Die Story im Ersten – Der Pflegeaufstand

Wenn der Pflegenotstand ein Pflegeaufstand wäre, hätte Politik mehr Druck und würde schneller handeln. Der Beitrag bringt aber die verschiedenen Ursachen, die zum Notstand geführt haben, sehr gut auf den Punkt. Vom renditeorientierten Pflegemarkt, über unzureichende Finanzmittel, bis zu einem untauglichen Kontrollsystem, kommt alles zur Sprache, die negativen Konsequenzen werden aufgezeigt. Eine davon ist eine fehlgeleitete Führungskultur, oder besser Führungsunkultur, die noch den Rest einer Humanität in den Einrichtungen zerstört. Der Pfleger Ralf Pittroff berichtet u.a. davon, wie er versucht hat, mit sieben Kollegen/innen sich gegen destruktive Anweisungen der Leitung zu wehren und nach einer Kündigungs-Drohungen durch diese, fünf „Aufständische“ ihren Widerstand abbrachen. Die Schlussfolgerung ist klar, Angst schüren, mit Angst arbeiten ist immer noch ein „bewehrtes“ Mittel bei Führungspersonal seine Mitarbeiter „im Griff zu behalten“ und wo die Angst regiert, hat Freude, Motivation und menschlicher Respekt keinen Platz.

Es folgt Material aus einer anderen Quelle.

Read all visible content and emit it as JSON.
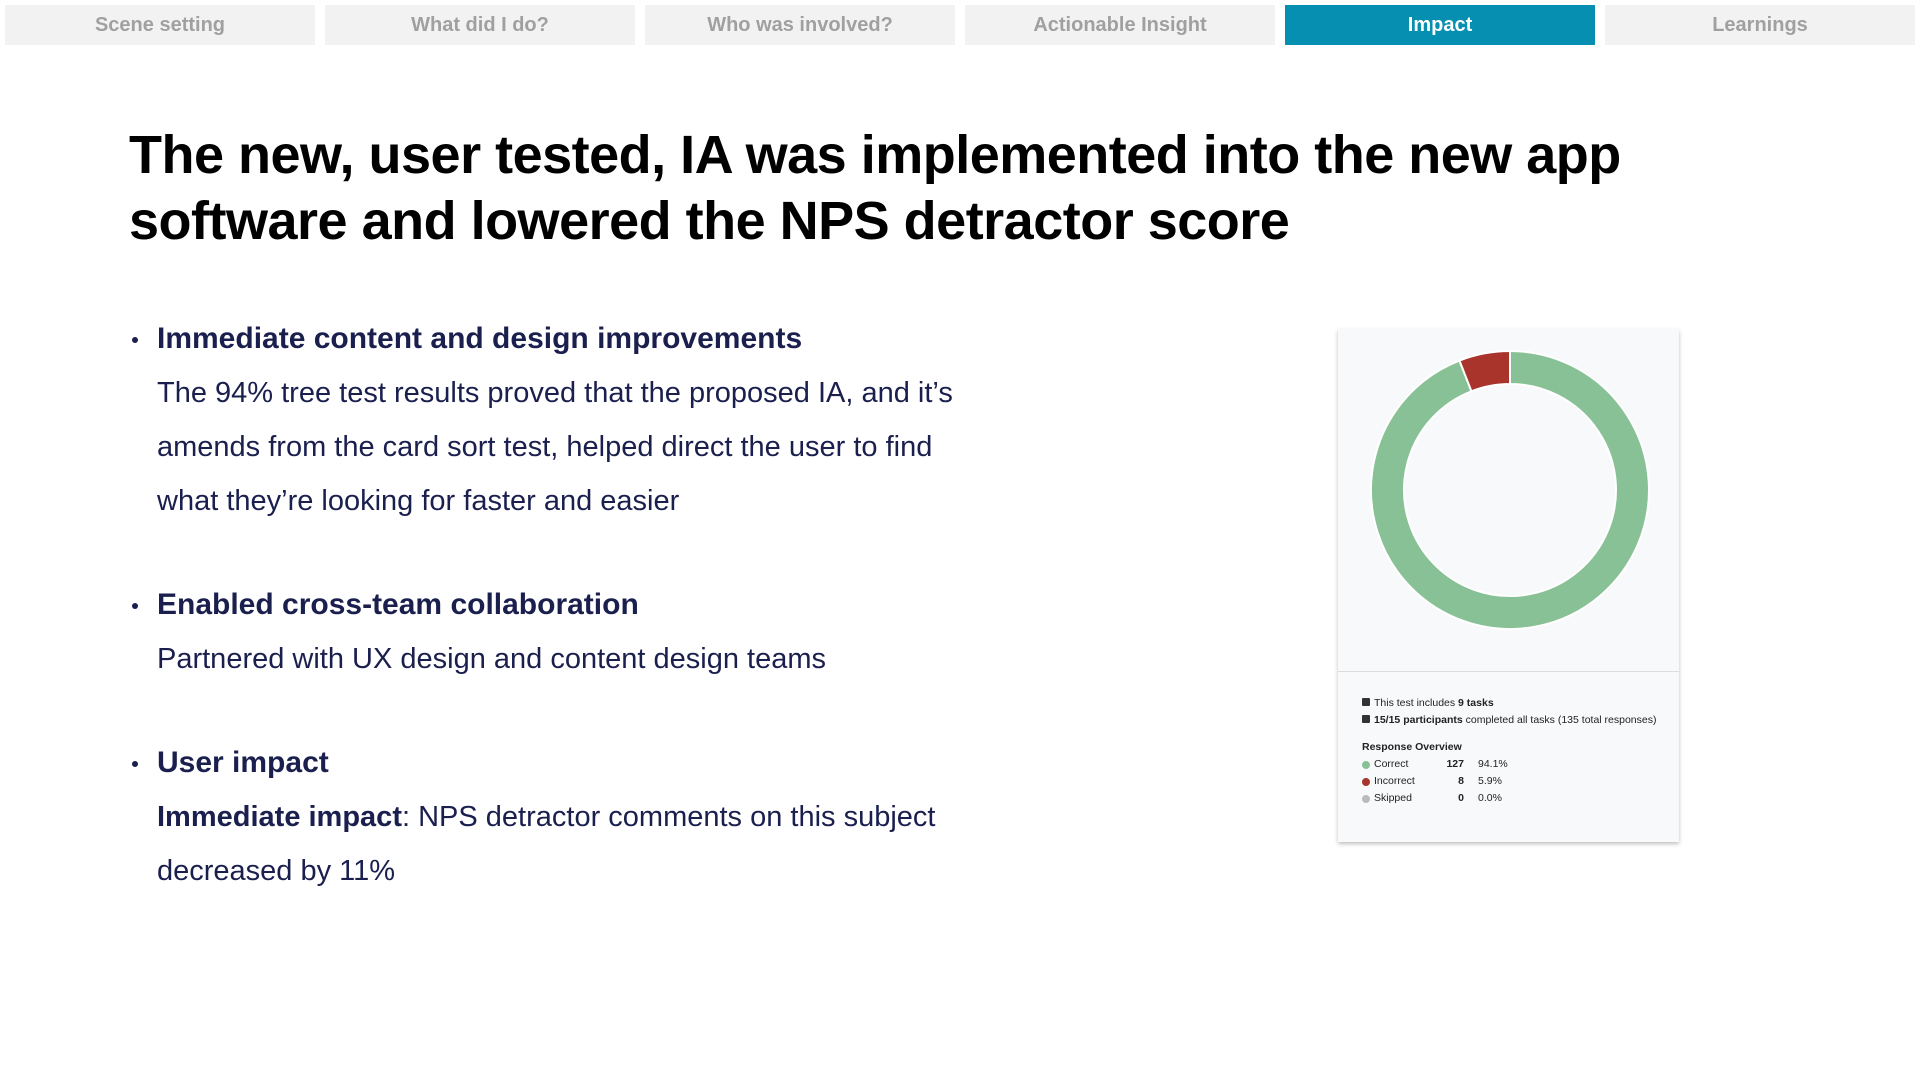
{
  "tabs": [
    {
      "label": "Scene setting",
      "active": false
    },
    {
      "label": "What did I do?",
      "active": false
    },
    {
      "label": "Who was involved?",
      "active": false
    },
    {
      "label": "Actionable Insight",
      "active": false
    },
    {
      "label": "Impact",
      "active": true
    },
    {
      "label": "Learnings",
      "active": false
    }
  ],
  "title": "The new, user tested, IA was implemented into the new app software and lowered the NPS detractor score",
  "bullets": [
    {
      "heading": "Immediate content and design improvements",
      "body": "The 94% tree test results proved that the proposed IA, and it’s amends from the card sort test, helped direct the user to find what they’re looking for faster and easier"
    },
    {
      "heading": "Enabled cross-team collaboration",
      "body": "Partnered with UX design and content design teams"
    },
    {
      "heading": "User impact",
      "body_bold": "Immediate impact",
      "body": ": NPS detractor comments on this subject decreased by 11%"
    }
  ],
  "card": {
    "type": "donut",
    "info": [
      {
        "pre": "This test includes ",
        "bold": "9 tasks"
      },
      {
        "bold": "15/15 participants",
        "post": " completed all tasks (135 total responses)"
      }
    ],
    "overview_title": "Response Overview",
    "rows": [
      {
        "label": "Correct",
        "count": 127,
        "percent": "94.1%",
        "color": "#88c196"
      },
      {
        "label": "Incorrect",
        "count": 8,
        "percent": "5.9%",
        "color": "#a8342b"
      },
      {
        "label": "Skipped",
        "count": 0,
        "percent": "0.0%",
        "color": "#bbbbbb"
      }
    ]
  }
}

Herr Fussek rät in dem Beitrag, dass die guten Einrichtungen als positives Vorbild für Schlechte dienen sollten. Sicher ein nachdenkenswerter Ansatz, meine Erfahrungen sagen mir aber, dass man aus einem aggressiven, bellenden  und beißenden Hund kaum einen beschützenden und sorgenden Hirtenhund machen kann.

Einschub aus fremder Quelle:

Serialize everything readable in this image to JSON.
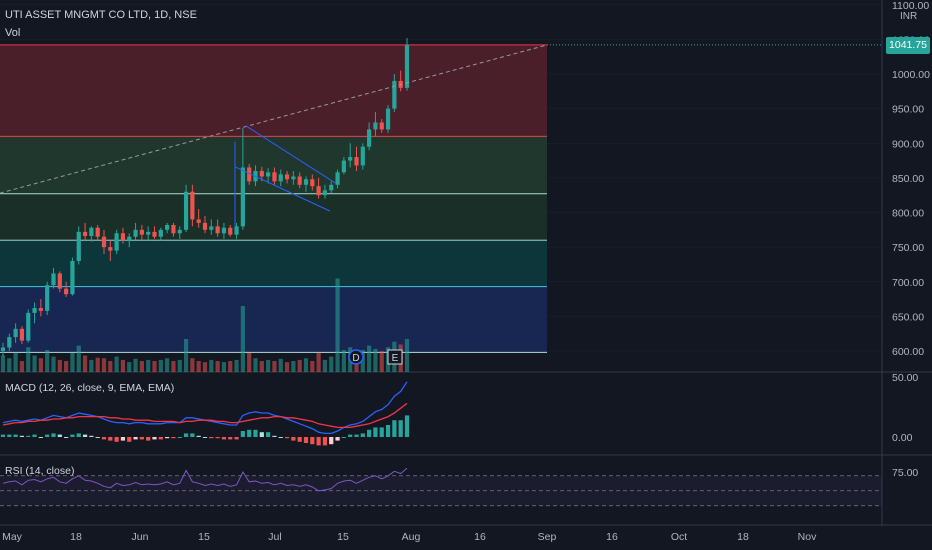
{
  "header": {
    "title": "UTI ASSET MNGMT CO LTD, 1D, NSE",
    "volume_label": "Vol"
  },
  "currency": "INR",
  "last_price": "1041.75",
  "colors": {
    "up": "#26a69a",
    "down": "#ef5350",
    "macd_line": "#2962ff",
    "signal_line": "#f23645",
    "rsi_line": "#7e57c2",
    "grid": "#2a2e39"
  },
  "markers": [
    {
      "label": "D",
      "icon": "dividend-icon"
    },
    {
      "label": "E",
      "icon": "earnings-icon"
    }
  ],
  "indicators": {
    "macd_label": "MACD (12, 26, close, 9, EMA, EMA)",
    "rsi_label": "RSI (14, close)"
  },
  "price_axis": {
    "labels": [
      "1100.00",
      "1050.00",
      "1000.00",
      "950.00",
      "900.00",
      "850.00",
      "800.00",
      "750.00",
      "700.00",
      "650.00",
      "600.00"
    ],
    "values": [
      1100,
      1050,
      1000,
      950,
      900,
      850,
      800,
      750,
      700,
      650,
      600
    ]
  },
  "macd_axis": {
    "labels": [
      "50.00",
      "0.00"
    ],
    "values": [
      50,
      0
    ]
  },
  "rsi_axis": {
    "labels": [
      "75.00"
    ],
    "values": [
      75
    ]
  },
  "time_axis": [
    "May",
    "18",
    "Jun",
    "15",
    "Jul",
    "15",
    "Aug",
    "16",
    "Sep",
    "16",
    "Oct",
    "18",
    "Nov"
  ],
  "zones": [
    {
      "top": 1042,
      "bottom": 910,
      "color": "rgba(242,54,69,0.25)",
      "line": "#f23645"
    },
    {
      "top": 910,
      "bottom": 827,
      "color": "rgba(76,175,80,0.22)",
      "line": "#b2dfdb"
    },
    {
      "top": 827,
      "bottom": 760,
      "color": "rgba(76,175,80,0.16)",
      "line": "#b2dfdb"
    },
    {
      "top": 760,
      "bottom": 693,
      "color": "rgba(0,137,123,0.28)",
      "line": "#4dd0e1"
    },
    {
      "top": 693,
      "bottom": 598,
      "color": "rgba(41,98,255,0.22)",
      "line": "#b2dfdb"
    }
  ],
  "chart_data": {
    "type": "candlestick",
    "title": "UTI ASSET MNGMT CO LTD, 1D, NSE",
    "ylim": [
      580,
      1120
    ],
    "candles": [
      [
        600,
        612,
        592,
        605
      ],
      [
        605,
        625,
        600,
        620
      ],
      [
        620,
        640,
        612,
        632
      ],
      [
        632,
        636,
        610,
        615
      ],
      [
        615,
        660,
        612,
        655
      ],
      [
        655,
        670,
        640,
        662
      ],
      [
        662,
        675,
        650,
        658
      ],
      [
        658,
        700,
        652,
        695
      ],
      [
        695,
        720,
        690,
        712
      ],
      [
        712,
        715,
        685,
        690
      ],
      [
        690,
        700,
        678,
        682
      ],
      [
        682,
        735,
        680,
        730
      ],
      [
        730,
        780,
        725,
        772
      ],
      [
        772,
        785,
        760,
        766
      ],
      [
        766,
        780,
        758,
        778
      ],
      [
        778,
        782,
        760,
        765
      ],
      [
        765,
        775,
        740,
        750
      ],
      [
        750,
        760,
        730,
        745
      ],
      [
        745,
        775,
        740,
        770
      ],
      [
        770,
        778,
        755,
        760
      ],
      [
        760,
        770,
        750,
        765
      ],
      [
        765,
        785,
        760,
        775
      ],
      [
        775,
        782,
        760,
        768
      ],
      [
        768,
        780,
        760,
        772
      ],
      [
        772,
        780,
        762,
        765
      ],
      [
        765,
        778,
        760,
        775
      ],
      [
        775,
        785,
        770,
        782
      ],
      [
        782,
        785,
        765,
        770
      ],
      [
        770,
        780,
        762,
        775
      ],
      [
        775,
        840,
        772,
        830
      ],
      [
        830,
        840,
        780,
        790
      ],
      [
        790,
        805,
        778,
        785
      ],
      [
        785,
        795,
        770,
        775
      ],
      [
        775,
        790,
        768,
        780
      ],
      [
        780,
        790,
        765,
        770
      ],
      [
        770,
        785,
        762,
        778
      ],
      [
        778,
        782,
        765,
        768
      ],
      [
        768,
        785,
        762,
        780
      ],
      [
        780,
        922,
        775,
        865
      ],
      [
        865,
        870,
        840,
        845
      ],
      [
        845,
        868,
        838,
        860
      ],
      [
        860,
        866,
        845,
        852
      ],
      [
        852,
        864,
        842,
        858
      ],
      [
        858,
        865,
        840,
        845
      ],
      [
        845,
        862,
        838,
        855
      ],
      [
        855,
        860,
        842,
        848
      ],
      [
        848,
        860,
        840,
        852
      ],
      [
        852,
        858,
        835,
        840
      ],
      [
        840,
        852,
        830,
        848
      ],
      [
        848,
        855,
        832,
        838
      ],
      [
        838,
        850,
        820,
        825
      ],
      [
        825,
        840,
        820,
        832
      ],
      [
        832,
        845,
        828,
        840
      ],
      [
        840,
        862,
        835,
        858
      ],
      [
        858,
        880,
        855,
        875
      ],
      [
        875,
        900,
        865,
        880
      ],
      [
        880,
        895,
        860,
        868
      ],
      [
        868,
        900,
        862,
        895
      ],
      [
        895,
        930,
        890,
        920
      ],
      [
        920,
        945,
        910,
        930
      ],
      [
        930,
        935,
        915,
        920
      ],
      [
        920,
        955,
        915,
        950
      ],
      [
        950,
        1000,
        945,
        990
      ],
      [
        990,
        1005,
        975,
        980
      ],
      [
        980,
        1052,
        976,
        1041.75
      ]
    ],
    "volume": [
      30,
      25,
      35,
      20,
      45,
      30,
      25,
      40,
      28,
      22,
      20,
      35,
      48,
      30,
      22,
      26,
      25,
      20,
      28,
      22,
      18,
      24,
      20,
      22,
      20,
      22,
      25,
      20,
      22,
      60,
      25,
      20,
      18,
      22,
      20,
      18,
      20,
      22,
      120,
      35,
      25,
      20,
      22,
      20,
      24,
      18,
      20,
      22,
      25,
      20,
      35,
      22,
      28,
      170,
      40,
      45,
      35,
      40,
      48,
      42,
      38,
      45,
      55,
      50,
      60
    ],
    "macd": [
      12,
      13,
      14,
      13,
      14,
      15,
      14,
      16,
      18,
      17,
      16,
      18,
      20,
      19,
      18,
      17,
      15,
      13,
      12,
      12,
      11,
      12,
      12,
      11,
      11,
      11,
      12,
      12,
      12,
      16,
      16,
      15,
      14,
      13,
      12,
      11,
      10,
      10,
      18,
      20,
      21,
      20,
      20,
      18,
      17,
      15,
      13,
      11,
      9,
      7,
      4,
      3,
      3,
      5,
      8,
      10,
      11,
      13,
      17,
      21,
      23,
      27,
      34,
      38,
      46
    ],
    "signal": [
      10,
      11,
      12,
      12,
      13,
      13,
      14,
      14,
      15,
      15,
      16,
      16,
      17,
      17,
      17,
      17,
      17,
      16,
      16,
      15,
      15,
      14,
      14,
      14,
      13,
      13,
      13,
      13,
      12,
      13,
      13,
      14,
      14,
      14,
      13,
      13,
      12,
      12,
      13,
      14,
      15,
      16,
      16,
      17,
      17,
      16,
      16,
      15,
      14,
      13,
      11,
      10,
      9,
      8,
      8,
      8,
      9,
      10,
      11,
      13,
      15,
      17,
      20,
      24,
      28
    ],
    "hist": [
      2,
      2,
      2,
      1,
      1,
      2,
      0,
      2,
      3,
      2,
      0,
      2,
      3,
      2,
      1,
      0,
      -2,
      -3,
      -4,
      -3,
      -4,
      -2,
      -2,
      -3,
      -2,
      -2,
      -1,
      -1,
      0,
      3,
      3,
      1,
      0,
      -1,
      -1,
      -2,
      -2,
      -2,
      5,
      6,
      6,
      4,
      4,
      1,
      0,
      -1,
      -3,
      -4,
      -5,
      -6,
      -7,
      -7,
      -6,
      -3,
      0,
      2,
      2,
      3,
      6,
      8,
      8,
      10,
      14,
      14,
      18
    ],
    "rsi": [
      60,
      62,
      63,
      58,
      64,
      65,
      62,
      66,
      68,
      62,
      60,
      66,
      70,
      64,
      63,
      60,
      56,
      54,
      60,
      57,
      58,
      61,
      58,
      59,
      58,
      59,
      62,
      58,
      60,
      77,
      62,
      60,
      57,
      59,
      57,
      59,
      56,
      58,
      75,
      62,
      63,
      60,
      61,
      58,
      60,
      57,
      58,
      56,
      58,
      55,
      50,
      51,
      53,
      60,
      63,
      64,
      60,
      64,
      68,
      70,
      66,
      70,
      76,
      73,
      80
    ]
  }
}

Herr Fussek spricht auch davon, dass die Pflegemitarbeiter eine große „Lobby“ sind und eine starke Macht wären, wenn sie sich zusammenschließen würden, das ist richtig, wäre das dann aber die Lösung? Ein großer Teil der Pflegemitarbeiter lebt in seiner Arbeit von der Anerkennung und Zuwendung der zu Pflegenden, wenn sie diese wegen eines Streiks nicht versorgen könnten, wäre ihr schlechtes Gewissen sicher übermächtig. Nein, das hieße auch die Mitarbeiter für die Lösung des Pflegenotstands verantwortlich zu machen, den die Politik zu verantworten hat.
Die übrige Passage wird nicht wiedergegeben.